I have loved fashion since I was a little girl. Some of my earliest memories are of visiting my grandfather’s garment factory in South Boston. He manufactured women’s clothing and I marveled at the huge bolts of fabric, the meticulous pattern makers and industrial stitching machines. His designer was a woman in her 20’s whom I simply worshipped. My grandfather would have his team create miniature versions of their designs for my sister and me, until we were old enough to go ‘shopping’ right off the revolving racks in his facility.
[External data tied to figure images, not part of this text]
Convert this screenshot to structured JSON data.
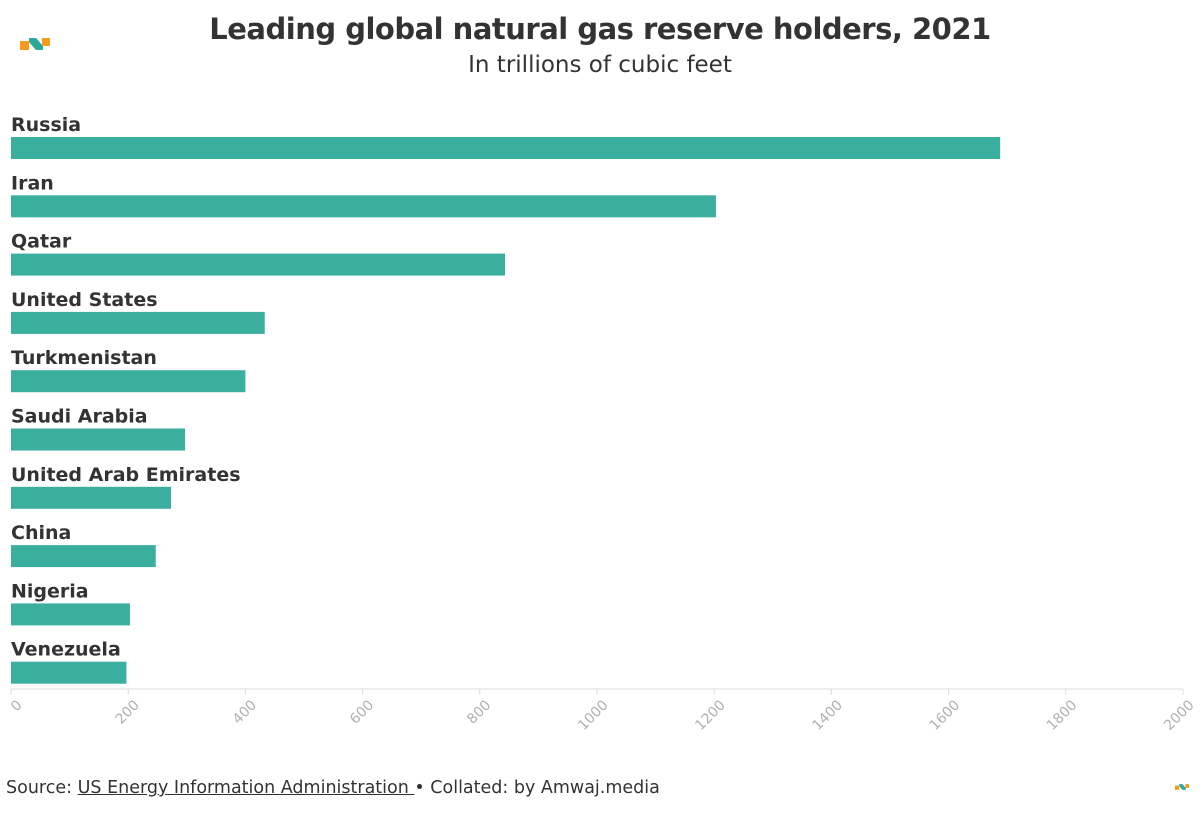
{
  "header": {
    "title": "Leading global natural gas reserve holders, 2021",
    "subtitle": "In trillions of cubic feet"
  },
  "footer": {
    "source_prefix": "Source:",
    "source_link": "US Energy Information Administration ",
    "collated": "• Collated: by Amwaj.media"
  },
  "brand": {
    "logo_icon": "amwaj-logo-icon",
    "accent_orange": "#f59a1f",
    "accent_teal": "#2aa89a"
  },
  "chart_data": {
    "type": "bar",
    "orientation": "horizontal",
    "categories": [
      "Russia",
      "Iran",
      "Qatar",
      "United States",
      "Turkmenistan",
      "Saudi Arabia",
      "United Arab Emirates",
      "China",
      "Nigeria",
      "Venezuela"
    ],
    "values": [
      1688,
      1203,
      843,
      433,
      400,
      297,
      273,
      247,
      203,
      197
    ],
    "xlim": [
      0,
      2000
    ],
    "xticks": [
      0,
      200,
      400,
      600,
      800,
      1000,
      1200,
      1400,
      1600,
      1800,
      2000
    ],
    "bar_color": "#3aaf9f",
    "grid": false,
    "legend": "none"
  }
}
Into my adulthood, my love for fashion grew, but I went through a period of deeply resenting the fashion industry for teasing me with clothes that I could neither fit into nor afford. In fact, much of my art over the past 20 years has commented on my complicated relationship with fashion and its direct influence on the cultural epidemic of negative body image. As I’ve aged, I still can’t fit into most of the fashion I revere and I am still overwhelmed by the price tags, but something has shifted in me.

While I still struggle with ambivalent feelings, I have come to terms with the fact that I am deeply and unapologetically moved by fashion. I find it to be creative and innovative. I love the power, confidence and individuality it offers women. I am enamored with the color, shape, texture, fluidity and form of fashion. And, I am happy that the fashion world has begun to embrace women of different shapes and sizes (There is still a very long way to go, but this fashion season, I have seen more curvy women and racial diversity than ever).

This series celebrates fashion and power. The women on my canvas’ are striding with confidence, style and strength. They are influenced by the fashion seen on the pages of magazines, on the red carpet and fashion runway, but have made it uniquely their own. I am asserting authority, individuality and fearlessness. On these canvas’ I am putting into play my own fantasy of becoming a fashion designer by dressing these women in found papers with distinct pattern, texture and print.

Dresses are built from torn, layered billboard papers that I’ve torn down and repurposed as fashion.  I love the use of these rich, textured paper that have layers of history and are then transformed into modern style.